Modales impecables, educado, encantador y con un retorcido sentido del humor. Esta es la fachada de una obsesión patológica por el riesgo vital: no busca simplemente ganar, sino alcanzar el clímax de sus habilidades en combates a muerte contra espadachines de élite. Desprecia las victorias fáciles —como la que obtuvo contra un Ibuki Misaka debilitado— y prefiere extender el duelo para saborear la posibilidad de su propia muerte.
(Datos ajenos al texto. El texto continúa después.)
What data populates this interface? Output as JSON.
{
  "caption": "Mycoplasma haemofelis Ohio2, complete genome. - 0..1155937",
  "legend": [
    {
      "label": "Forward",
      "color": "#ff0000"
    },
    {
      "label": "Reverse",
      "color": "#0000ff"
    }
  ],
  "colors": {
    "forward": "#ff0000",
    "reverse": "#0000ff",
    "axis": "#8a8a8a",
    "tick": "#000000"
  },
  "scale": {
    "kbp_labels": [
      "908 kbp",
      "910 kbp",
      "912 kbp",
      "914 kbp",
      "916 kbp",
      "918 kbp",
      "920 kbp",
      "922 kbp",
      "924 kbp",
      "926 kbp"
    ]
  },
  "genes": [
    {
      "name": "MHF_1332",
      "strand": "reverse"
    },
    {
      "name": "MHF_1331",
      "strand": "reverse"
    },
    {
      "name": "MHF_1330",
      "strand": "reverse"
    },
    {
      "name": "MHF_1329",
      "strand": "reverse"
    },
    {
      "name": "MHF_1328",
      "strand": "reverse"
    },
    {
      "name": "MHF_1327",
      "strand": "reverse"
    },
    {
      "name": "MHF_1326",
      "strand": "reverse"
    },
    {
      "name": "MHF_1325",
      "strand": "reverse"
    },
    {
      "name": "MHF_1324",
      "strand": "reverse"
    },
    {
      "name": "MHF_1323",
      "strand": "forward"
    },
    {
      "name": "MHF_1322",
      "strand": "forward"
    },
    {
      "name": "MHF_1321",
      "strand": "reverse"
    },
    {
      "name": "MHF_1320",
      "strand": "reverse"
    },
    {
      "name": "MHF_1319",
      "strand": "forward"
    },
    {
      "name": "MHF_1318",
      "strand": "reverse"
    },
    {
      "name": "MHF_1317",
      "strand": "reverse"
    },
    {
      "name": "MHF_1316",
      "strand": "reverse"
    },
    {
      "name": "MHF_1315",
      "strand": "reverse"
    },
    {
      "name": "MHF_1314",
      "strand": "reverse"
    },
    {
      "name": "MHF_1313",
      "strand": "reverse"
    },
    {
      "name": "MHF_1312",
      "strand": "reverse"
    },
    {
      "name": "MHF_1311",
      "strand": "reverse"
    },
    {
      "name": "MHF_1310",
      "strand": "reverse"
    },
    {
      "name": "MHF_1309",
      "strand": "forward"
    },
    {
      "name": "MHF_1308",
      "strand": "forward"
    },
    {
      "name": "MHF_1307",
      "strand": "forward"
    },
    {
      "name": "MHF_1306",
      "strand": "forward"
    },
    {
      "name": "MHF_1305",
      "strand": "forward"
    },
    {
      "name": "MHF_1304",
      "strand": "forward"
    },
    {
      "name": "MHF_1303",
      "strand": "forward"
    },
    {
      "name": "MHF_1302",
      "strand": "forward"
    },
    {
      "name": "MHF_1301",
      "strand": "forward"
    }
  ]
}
Destreza técnica con la espada reconocida por maestros como Uruha y Natsuki Misaka. Desenvaina y envaina con velocidad imperceptible, alterna agarres convencional e inverso, y lucha con igual pericia con la mano izquierda tras perder su brazo derecho. Resistencia y tolerancia al dolor sobrehumanas.
Materializa y manipula remotamente autómatas blindados con estética de samurái. Son extremadamente realistas, capaces de hablar y actuar de forma autónoma, sirviendo tanto para apoyo en combate como para distracción. Puede también conjurar placas de blindaje adicionales para proteger su propio cuerpo. Al ser derrotados, los títeres comienzan a derretirse.